Half A Sixpence

4
Reviewer's Rating

I know I’m always banging on about structure, and what happens when you get it wrong in a musical, but there’s a reason for that, and Half A Sixpence which has just opened at The Noel Coward Theatre with impeccable credentials, rather proves my point.

This production, is what the Americans call a ‘revisal’, and for this particular job it’s hard to think of a better qualified team for this most English of musicals.

Julian Fellowes has re-visited the original source material, H G Wells’ semi-autobiographical Kipps, and George Stiles & Anthony Drewe have not only worked their magic on the existing David Heneker numbers, but also interpolated some of their own, some of which work better than others.
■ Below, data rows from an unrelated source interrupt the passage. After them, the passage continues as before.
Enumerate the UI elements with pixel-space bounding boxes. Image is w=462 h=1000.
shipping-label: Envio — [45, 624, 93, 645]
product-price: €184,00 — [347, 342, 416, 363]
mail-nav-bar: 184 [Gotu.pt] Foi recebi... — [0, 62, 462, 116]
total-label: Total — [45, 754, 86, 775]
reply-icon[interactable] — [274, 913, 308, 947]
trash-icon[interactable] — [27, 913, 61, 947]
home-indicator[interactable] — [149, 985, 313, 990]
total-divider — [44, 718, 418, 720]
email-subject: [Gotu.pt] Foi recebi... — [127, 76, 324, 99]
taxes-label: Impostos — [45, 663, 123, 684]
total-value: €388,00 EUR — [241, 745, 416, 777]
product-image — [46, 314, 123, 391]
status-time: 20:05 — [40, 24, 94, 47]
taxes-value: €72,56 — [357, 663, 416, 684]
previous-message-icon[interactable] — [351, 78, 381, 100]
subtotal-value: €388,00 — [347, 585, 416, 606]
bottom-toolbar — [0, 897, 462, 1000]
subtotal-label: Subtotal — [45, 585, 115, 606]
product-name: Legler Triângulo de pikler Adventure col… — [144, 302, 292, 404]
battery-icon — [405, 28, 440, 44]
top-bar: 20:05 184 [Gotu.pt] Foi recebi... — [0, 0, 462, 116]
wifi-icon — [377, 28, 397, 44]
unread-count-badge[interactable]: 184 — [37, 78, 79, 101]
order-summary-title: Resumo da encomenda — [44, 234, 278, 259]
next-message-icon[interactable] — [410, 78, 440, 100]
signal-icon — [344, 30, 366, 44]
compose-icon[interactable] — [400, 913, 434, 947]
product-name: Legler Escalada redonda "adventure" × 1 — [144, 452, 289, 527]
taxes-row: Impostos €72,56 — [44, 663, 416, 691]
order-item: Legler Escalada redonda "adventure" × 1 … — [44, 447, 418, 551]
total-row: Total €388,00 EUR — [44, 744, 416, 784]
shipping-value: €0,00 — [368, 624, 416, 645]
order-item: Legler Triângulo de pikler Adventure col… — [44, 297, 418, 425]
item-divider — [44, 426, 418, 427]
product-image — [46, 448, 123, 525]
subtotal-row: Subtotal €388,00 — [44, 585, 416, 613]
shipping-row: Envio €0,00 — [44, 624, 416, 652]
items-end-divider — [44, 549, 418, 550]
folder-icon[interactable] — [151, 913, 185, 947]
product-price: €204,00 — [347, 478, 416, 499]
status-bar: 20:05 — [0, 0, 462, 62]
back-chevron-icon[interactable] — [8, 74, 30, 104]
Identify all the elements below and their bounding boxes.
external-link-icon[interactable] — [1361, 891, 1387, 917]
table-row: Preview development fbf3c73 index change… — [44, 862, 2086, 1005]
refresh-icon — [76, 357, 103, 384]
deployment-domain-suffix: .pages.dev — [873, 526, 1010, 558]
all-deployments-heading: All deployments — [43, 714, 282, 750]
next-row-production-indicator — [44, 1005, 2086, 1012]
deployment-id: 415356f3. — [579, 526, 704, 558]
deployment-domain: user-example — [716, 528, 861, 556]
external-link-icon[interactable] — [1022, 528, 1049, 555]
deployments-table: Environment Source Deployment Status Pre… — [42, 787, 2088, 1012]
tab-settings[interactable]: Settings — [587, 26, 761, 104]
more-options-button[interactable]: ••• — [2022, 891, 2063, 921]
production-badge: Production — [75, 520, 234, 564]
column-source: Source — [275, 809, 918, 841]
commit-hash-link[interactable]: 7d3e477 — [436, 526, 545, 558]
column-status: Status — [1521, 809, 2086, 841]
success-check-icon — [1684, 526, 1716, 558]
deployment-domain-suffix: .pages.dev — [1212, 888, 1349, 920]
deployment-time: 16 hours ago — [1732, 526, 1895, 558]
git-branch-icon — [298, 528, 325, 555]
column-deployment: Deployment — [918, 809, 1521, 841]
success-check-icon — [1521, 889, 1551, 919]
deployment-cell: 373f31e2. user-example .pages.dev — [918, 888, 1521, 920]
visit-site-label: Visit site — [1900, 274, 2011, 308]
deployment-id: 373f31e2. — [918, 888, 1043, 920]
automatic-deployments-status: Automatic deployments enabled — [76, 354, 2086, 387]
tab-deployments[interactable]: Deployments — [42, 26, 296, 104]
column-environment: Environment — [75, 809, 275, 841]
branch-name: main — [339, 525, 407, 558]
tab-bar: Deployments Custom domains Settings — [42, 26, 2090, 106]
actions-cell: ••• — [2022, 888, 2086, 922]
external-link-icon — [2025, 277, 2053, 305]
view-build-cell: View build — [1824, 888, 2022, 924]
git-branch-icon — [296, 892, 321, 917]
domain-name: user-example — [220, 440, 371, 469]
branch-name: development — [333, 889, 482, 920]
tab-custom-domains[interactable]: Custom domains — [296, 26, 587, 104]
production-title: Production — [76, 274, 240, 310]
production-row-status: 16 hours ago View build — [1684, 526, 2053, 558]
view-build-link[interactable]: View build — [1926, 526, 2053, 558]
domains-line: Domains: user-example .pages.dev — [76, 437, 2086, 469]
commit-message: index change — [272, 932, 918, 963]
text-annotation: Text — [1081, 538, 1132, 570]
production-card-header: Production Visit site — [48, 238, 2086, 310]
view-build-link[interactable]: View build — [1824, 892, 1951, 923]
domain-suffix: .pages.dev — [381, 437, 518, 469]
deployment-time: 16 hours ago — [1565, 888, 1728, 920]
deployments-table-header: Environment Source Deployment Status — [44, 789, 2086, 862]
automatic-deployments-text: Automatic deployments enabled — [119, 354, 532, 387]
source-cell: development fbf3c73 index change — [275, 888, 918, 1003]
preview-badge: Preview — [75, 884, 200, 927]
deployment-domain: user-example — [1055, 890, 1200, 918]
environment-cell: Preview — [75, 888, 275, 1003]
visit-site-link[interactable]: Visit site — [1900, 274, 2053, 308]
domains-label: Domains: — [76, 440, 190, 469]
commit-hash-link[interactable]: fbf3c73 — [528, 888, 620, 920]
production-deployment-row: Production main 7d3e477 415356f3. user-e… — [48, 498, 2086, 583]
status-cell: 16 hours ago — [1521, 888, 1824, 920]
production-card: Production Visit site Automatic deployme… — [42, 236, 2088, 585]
The story concerns Arthur Kipps (the astonishing, gravity-defying, Charlie Stemp) who is left a fortune by his estranged grandfather, loses it, and makes another; along the way realising that money can’t buy you happiness. The message is essentially ‘to thine own self be true’. Oh, and there are two women in his life he has to choose between.

Successful commercial musicals of the ‘classic’ type (of which this is absolutely one, and yes I know there are exceptions, but this show is as text-book as they come…) work in a particular way, and you deviate from this at your peril, as it’s what the audience is pre-programmed to expect.

In the opening scene you have an musical number which defines the world, and often sets up the premise and identifies the lead character, the one in whom you’ll be investing your emotional energy for the evening. Once the lead character is defined, the next job is to define what they want, as that will dictate their actions throughout the rest of the show.

David Heneker’s original opens with Kipps working in a drapers shop with the musical number ‘All in the Cause of Economy’. Having defined his world, he goes off to see the girl he loves, Ann, giving her the titular ‘Half a Sixpence’ and thereby defining for the audience that no matter whatever else happens in the evening, it is she whom he really wants. He may be lead astray, but everything he does will just be an education on the road back to the love of his life.

In this version ‘Half a Sixpence’ is the song which opens the show. We see Kipps and Ann as children in a sort of prologue, then skip ahead a few years to where he’s working in a drapers. After a new and perfectly fine opening number from Stiles and Drewe we see all the lowly paid staff in the store at night dreaming about what they want most in the world, which usually amounts to money, or what it can buy. What does Kipps want? A banjo… Do I care? No, not really. He then goes off to meet a woman with whom he falls in love, Helen. However, as an audience member I’ve sort of switched off. We’re twenty minutes in, and in spite of all the Flash Bang Wallop! (of which there really is plenty) I have no emotional attachment with the lead character. As a result the first act feels a lot longer than its hour and a half…

As this is a musical comedy, naturally he loses the woman he loves at the end of act one, and finally gets her at the end of act two. A few ‘Downton Abbey Oddities’ creep in along the way from Fellowes’ book – there’s a joke about Stinking Bishop cheese, for example, which wasn’t produced until 1972, more than 60 years after the action of the show is set.

All in all, the show is a missed opportunity, and if they fixed the opening twenty minutes it could be a hit. As things stand, I really don’t see this being the case. Still, it looks good, is well choreographed (Andrew Wright) and has a new star in Charlie Stemp as the lead. Good luck!